De BBB-overwinning illustreert zich ook in het aantal behaalde zetels in de twaalf Provinciale Staten. De 572 zetels worden als volgt verdeeld:

  • BBB: 139
  • GroenLinks (53) en PvdA (49) samen: 102
  • VVD: 63
  • CDA: 43
  • PVV: 34
  • D’66: 32
  • PDD: 26
  • SP: 23
  • ChristenUnie: 23
  • Ja21: 20
  • Lokale lijsten: 16
  • Forum voor Democratie: 15
  • SGP: 14
  • Volt: 11
  • 50plus: 8

Er gaan al verhalen de ronde dat het CDA en de VVD een technisch kartel zouden maken om als tweede (106 zetels) uit te komen in de Senaat.

En nu ?

Op korte termijn is het afwachten welke rol de BBB gaat spelen in de vorming van de provinciale besturen. In ieder geval, in zeker zeven van de twaalf provincies is het onmogelijk om een coalitie te maken zonder de BBB. Daarnaast hangt het af wat de partijen gaan doen met hun reststemmen ten aanzien van de verkiezingen voor de Eerste Kamer op 30 mei aanstaande. Maar ook stelt zich de vraag wat het kabinet Rutte IV gaat doen. Drie partijen verliezen en het CDA halveert. Gaan de VVD en het CDA het aandurven doen om dit kabinet in de Senaat te laten steunen door de samenwerking GroenLinks-PvdA?

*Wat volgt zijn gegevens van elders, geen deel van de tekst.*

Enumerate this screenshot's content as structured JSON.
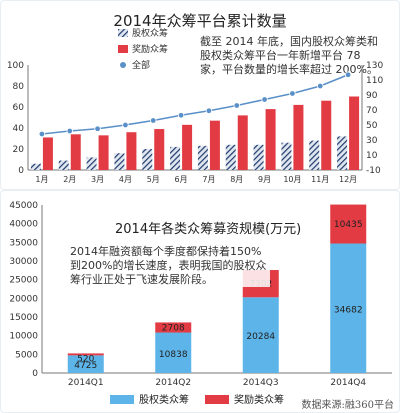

Nederland heeft, als resultaat van deze ‘midterm verkiezing’, de facto een regering in lopende zaken tot bij de volgende afspraak: de Tweede Kamerverkiezingen van maart 2025.

Herman Matthijs doceert publieke en openbare financiën aan de UGent en de VUB. Hij volgt o.m. overheidsadministratie en -begrotingen op, maar evenzeer de politiek van de VS.